You are viewing a plain text version of this content. The canonical link for it is here.
Posted to user@cassandra.apache.org by Gaurav Bhatnagar <ga...@gmail.com> on 2015/02/24 18:50:46 UTC

how to scan all rows of cassandra using multiple threads

Hi,
     I have a cassandra cluster of 3 nodes holding around 300 million rows
of items. I have a replication factor of 3 with read/write consistency as
Quorum. I want to scan all rows of database to generate sum of items having
value "available" in column name state and value "batch1" in column name
batch. Row key for item is a 15 digit random number.
    I want to do this processing in multiple threads for instance one
thread generating sum for one portion of data and other thread generating
sum for another disjoint portion of data and later I would add up total
from these 2 threads to get final sum.
    What can be the possible way to achieve this? Can I use concept of
virtual nodes here. Each node owns set of virtual nodes.
     Can I get data owned by a particular node and this way generate sum on
different nodes by iterating over data from virtual nodes and later
generate total sum by doing sum of data from all virtual nodes.

Regards,
Gaurav

Re: how to scan all rows of cassandra using multiple threads

Posted by Clint Kelly <cl...@gmail.com>.
Hi Gaurav,

I recommend you just run a MapReduce job for this computation.

Alternatively, you can look at the code for the C* MapReduce input format:

https://github.com/apache/cassandra/blob/trunk/src/java/org/apache/cassandra/hadoop/cql3/CqlInputFormat.java

That should give you what you need to iterate over independent token ranges.
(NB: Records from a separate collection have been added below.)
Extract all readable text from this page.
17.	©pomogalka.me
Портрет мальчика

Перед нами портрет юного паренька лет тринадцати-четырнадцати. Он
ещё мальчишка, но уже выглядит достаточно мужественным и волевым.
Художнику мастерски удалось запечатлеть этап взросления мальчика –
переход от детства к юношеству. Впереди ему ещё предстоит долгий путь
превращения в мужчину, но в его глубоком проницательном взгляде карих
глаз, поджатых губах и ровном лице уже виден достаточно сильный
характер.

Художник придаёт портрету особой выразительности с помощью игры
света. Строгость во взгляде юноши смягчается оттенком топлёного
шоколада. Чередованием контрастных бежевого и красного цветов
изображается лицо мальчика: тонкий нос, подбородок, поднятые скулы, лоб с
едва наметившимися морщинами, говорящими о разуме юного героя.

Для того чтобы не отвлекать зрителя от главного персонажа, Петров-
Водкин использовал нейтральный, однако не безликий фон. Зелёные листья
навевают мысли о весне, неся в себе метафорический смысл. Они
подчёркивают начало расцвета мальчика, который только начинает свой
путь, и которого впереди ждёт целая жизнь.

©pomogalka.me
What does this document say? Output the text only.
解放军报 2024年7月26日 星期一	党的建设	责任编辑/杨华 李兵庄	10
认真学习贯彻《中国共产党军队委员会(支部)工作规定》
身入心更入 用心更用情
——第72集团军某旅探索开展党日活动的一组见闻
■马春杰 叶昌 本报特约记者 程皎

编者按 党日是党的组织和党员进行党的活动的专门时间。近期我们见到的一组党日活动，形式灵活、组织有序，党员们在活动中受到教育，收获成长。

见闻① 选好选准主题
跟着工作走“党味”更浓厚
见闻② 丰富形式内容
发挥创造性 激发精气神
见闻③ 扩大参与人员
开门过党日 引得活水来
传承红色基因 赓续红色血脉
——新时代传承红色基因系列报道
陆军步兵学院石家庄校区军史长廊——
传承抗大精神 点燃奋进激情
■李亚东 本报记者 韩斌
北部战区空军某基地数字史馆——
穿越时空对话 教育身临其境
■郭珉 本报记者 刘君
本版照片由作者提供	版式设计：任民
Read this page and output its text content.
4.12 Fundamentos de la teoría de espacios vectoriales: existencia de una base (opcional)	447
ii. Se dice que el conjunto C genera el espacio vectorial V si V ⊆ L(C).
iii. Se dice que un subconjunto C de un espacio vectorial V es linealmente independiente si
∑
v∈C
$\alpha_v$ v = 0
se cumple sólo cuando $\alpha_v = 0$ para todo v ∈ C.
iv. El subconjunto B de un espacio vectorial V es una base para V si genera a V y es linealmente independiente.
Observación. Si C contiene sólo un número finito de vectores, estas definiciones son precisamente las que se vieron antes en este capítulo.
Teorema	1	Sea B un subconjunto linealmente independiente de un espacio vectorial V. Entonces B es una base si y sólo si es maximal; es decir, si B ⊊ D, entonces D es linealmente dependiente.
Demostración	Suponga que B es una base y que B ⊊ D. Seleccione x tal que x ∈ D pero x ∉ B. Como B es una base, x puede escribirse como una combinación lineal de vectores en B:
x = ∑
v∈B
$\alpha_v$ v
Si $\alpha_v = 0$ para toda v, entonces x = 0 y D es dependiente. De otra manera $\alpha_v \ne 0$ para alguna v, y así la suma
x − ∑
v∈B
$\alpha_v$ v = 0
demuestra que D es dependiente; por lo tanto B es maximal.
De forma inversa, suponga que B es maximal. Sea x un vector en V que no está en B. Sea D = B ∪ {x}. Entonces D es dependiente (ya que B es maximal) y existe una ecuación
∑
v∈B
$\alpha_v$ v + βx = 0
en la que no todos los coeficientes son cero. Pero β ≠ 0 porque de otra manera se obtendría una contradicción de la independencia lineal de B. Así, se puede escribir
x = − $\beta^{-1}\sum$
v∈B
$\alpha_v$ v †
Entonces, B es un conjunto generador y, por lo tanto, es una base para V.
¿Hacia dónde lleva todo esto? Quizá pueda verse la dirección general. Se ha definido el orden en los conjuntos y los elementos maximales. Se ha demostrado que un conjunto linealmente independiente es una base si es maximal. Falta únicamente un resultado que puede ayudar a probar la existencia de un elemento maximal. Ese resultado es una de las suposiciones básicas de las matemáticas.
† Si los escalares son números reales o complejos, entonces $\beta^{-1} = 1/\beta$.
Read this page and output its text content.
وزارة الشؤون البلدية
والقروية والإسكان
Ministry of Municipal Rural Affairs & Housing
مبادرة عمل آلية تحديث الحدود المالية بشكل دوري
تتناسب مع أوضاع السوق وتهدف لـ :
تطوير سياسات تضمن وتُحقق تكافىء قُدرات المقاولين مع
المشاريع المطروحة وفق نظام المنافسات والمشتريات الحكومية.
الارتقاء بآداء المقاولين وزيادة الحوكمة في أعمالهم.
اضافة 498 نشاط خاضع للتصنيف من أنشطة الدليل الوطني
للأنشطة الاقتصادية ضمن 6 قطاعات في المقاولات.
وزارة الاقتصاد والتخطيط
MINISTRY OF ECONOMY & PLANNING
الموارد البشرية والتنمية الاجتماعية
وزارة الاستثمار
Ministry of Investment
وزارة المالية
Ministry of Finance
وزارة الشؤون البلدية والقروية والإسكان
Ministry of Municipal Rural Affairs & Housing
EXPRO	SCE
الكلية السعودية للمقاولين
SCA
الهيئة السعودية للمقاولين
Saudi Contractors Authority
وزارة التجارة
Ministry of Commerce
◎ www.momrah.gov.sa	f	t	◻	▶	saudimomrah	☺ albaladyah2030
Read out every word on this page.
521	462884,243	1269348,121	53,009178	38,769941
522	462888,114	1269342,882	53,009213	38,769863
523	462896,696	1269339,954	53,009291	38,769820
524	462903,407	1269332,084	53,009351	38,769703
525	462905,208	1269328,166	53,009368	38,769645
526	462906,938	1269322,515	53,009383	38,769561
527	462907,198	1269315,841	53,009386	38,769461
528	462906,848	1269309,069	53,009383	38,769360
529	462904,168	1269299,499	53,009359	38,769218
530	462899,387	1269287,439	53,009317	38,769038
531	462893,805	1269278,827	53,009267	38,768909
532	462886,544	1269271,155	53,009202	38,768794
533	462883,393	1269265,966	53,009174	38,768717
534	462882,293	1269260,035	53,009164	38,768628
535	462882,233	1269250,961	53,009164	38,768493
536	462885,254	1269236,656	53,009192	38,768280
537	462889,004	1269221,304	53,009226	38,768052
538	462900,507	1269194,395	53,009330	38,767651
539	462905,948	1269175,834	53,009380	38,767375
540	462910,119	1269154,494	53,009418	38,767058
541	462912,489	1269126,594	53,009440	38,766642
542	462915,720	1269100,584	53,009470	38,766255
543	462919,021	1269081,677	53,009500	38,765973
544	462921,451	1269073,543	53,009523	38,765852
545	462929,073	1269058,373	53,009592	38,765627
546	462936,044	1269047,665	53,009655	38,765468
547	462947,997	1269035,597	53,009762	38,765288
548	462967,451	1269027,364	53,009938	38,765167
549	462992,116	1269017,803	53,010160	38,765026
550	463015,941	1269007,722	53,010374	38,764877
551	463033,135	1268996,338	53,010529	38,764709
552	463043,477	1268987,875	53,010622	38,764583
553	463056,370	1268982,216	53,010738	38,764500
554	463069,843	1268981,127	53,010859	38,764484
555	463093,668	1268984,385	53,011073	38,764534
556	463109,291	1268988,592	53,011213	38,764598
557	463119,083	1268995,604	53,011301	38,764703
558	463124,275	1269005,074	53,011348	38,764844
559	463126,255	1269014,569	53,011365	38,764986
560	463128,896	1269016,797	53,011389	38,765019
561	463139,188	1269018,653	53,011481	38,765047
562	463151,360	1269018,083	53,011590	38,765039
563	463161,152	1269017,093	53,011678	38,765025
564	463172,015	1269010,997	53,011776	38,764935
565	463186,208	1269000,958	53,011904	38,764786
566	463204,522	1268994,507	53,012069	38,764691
If you want, you can also just divide up the total token range for the
partitioner you are using into equal chunks and have each of your threads
execute a separate scan.

Best regards,
Clint


On Tue, Feb 24, 2015 at 9:50 AM, Gaurav Bhatnagar <ga...@gmail.com>
wrote:

> Hi,
>      I have a cassandra cluster of 3 nodes holding around 300 million rows
> of items. I have a replication factor of 3 with read/write consistency as
> Quorum. I want to scan all rows of database to generate sum of items having
> value "available" in column name state and value "batch1" in column name
> batch. Row key for item is a 15 digit random number.
>     I want to do this processing in multiple threads for instance one
> thread generating sum for one portion of data and other thread generating
> sum for another disjoint portion of data and later I would add up total
> from these 2 threads to get final sum.
>     What can be the possible way to achieve this? Can I use concept of
> virtual nodes here. Each node owns set of virtual nodes.
>      Can I get data owned by a particular node and this way generate sum
> on different nodes by iterating over data from virtual nodes and later
> generate total sum by doing sum of data from all virtual nodes.
>
> Regards,
> Gaurav
>

Re: how to scan all rows of cassandra using multiple threads

Posted by mck <mc...@apache.org>.
>      Can I get data owned by a particular node and this way generate sum
>      on different nodes by iterating over data from virtual nodes and later
> generate total sum by doing sum of data from all virtual nodes.
> 


You're pretty much describing a map/reduce job using CqlInputFormat.